Forrest explained that banks don’t want presupplied developer restrictions on the properties they foreclose on because it limits their future use.
“It’s not a right situation, because you actually had a concept out there,” he said, “unfortunately commissioners only enforce established rights, and since those are not established rights they were wiped out as a result of that foreclosure.”
Commissioners expressed surprise that deed restrictions could be erased from a platted subdivision.
Commissioner John Roth asked Forrest several times if the subdivision’s deed restrictions applied to the lots to be replatted.
“I don’t really care what anyone thinks,” he said. “We follow our guidelines on what we have to do on platting. If you think that these deed restrictions apply to that lot, we need to make sure they don’t violate deed restrictions when we replat. My question is whether there are deed restrictions on this property. We have always considered that.”

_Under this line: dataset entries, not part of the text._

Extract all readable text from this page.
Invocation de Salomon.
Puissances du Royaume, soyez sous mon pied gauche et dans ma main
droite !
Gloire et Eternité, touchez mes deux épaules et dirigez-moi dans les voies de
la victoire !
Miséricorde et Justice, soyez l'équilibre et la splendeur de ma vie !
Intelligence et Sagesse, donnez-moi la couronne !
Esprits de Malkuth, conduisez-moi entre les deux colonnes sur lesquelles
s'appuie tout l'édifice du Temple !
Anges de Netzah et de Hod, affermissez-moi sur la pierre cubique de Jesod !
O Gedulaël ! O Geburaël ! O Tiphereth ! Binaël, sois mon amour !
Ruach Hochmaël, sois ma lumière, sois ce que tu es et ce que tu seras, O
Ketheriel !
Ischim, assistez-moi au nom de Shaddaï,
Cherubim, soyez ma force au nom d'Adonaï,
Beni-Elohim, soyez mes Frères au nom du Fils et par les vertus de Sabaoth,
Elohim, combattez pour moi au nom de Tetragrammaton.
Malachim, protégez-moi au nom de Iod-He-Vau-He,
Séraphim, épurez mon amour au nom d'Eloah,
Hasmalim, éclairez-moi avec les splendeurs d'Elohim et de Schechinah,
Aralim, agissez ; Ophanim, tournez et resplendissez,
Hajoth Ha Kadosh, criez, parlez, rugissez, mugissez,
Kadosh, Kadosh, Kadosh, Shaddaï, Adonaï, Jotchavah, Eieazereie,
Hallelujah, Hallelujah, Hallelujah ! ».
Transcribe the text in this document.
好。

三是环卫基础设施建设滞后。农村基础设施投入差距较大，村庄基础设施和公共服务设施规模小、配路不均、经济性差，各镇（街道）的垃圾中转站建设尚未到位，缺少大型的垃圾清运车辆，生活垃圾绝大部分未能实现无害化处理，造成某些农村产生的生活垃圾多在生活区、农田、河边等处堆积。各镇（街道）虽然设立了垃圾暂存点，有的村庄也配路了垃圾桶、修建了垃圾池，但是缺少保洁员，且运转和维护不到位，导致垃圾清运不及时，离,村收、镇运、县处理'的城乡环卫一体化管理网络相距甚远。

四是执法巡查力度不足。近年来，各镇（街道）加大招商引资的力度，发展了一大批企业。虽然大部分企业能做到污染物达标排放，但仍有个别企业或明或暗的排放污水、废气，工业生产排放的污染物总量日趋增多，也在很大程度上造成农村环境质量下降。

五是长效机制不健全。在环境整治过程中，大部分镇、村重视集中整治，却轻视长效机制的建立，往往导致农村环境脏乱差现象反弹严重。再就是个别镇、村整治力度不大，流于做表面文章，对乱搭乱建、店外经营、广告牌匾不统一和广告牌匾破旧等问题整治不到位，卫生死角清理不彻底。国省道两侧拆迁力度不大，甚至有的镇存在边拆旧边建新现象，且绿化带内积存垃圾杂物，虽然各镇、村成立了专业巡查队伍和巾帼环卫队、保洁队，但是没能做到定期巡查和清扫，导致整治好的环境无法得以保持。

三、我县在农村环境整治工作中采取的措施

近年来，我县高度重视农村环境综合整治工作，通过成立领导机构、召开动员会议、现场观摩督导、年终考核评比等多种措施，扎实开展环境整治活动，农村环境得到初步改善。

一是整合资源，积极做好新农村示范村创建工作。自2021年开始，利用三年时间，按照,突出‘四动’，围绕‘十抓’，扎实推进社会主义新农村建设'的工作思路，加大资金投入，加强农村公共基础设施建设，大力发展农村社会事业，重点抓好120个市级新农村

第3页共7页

Forrest said the situation was different because the deed restrictions were contested. He said it didn’t matter if they applied or not in light of the action the county was being asked to take.
“We’re not making that determination,” he said, recommending homeowners seek a declaratory action through district court. “It’s a district court decision as to whether the deed restrictions apply.”
“We’re not saying we think [the owner] is doing anything proper beyond the division of this lot.”
Weaser asked the court to do what’s right and vote against the replat.
“All the legal stuff aside, we bought the land, bought the house, with the expectation that the deed restrictions would be followed,” he said. “If you all vote to do that, it’s going to trample on our rights to keep that ideal.”
“I’m very sympathetic to your situation,” Forrest replied. “It’s a paperwork nightmare. You were kind of blindsided. You normally go out and see the concept and assume that’s what’s going to carry on out, and that’s not the situation here. It still could be, based on you getting a dec [declaratory] action.”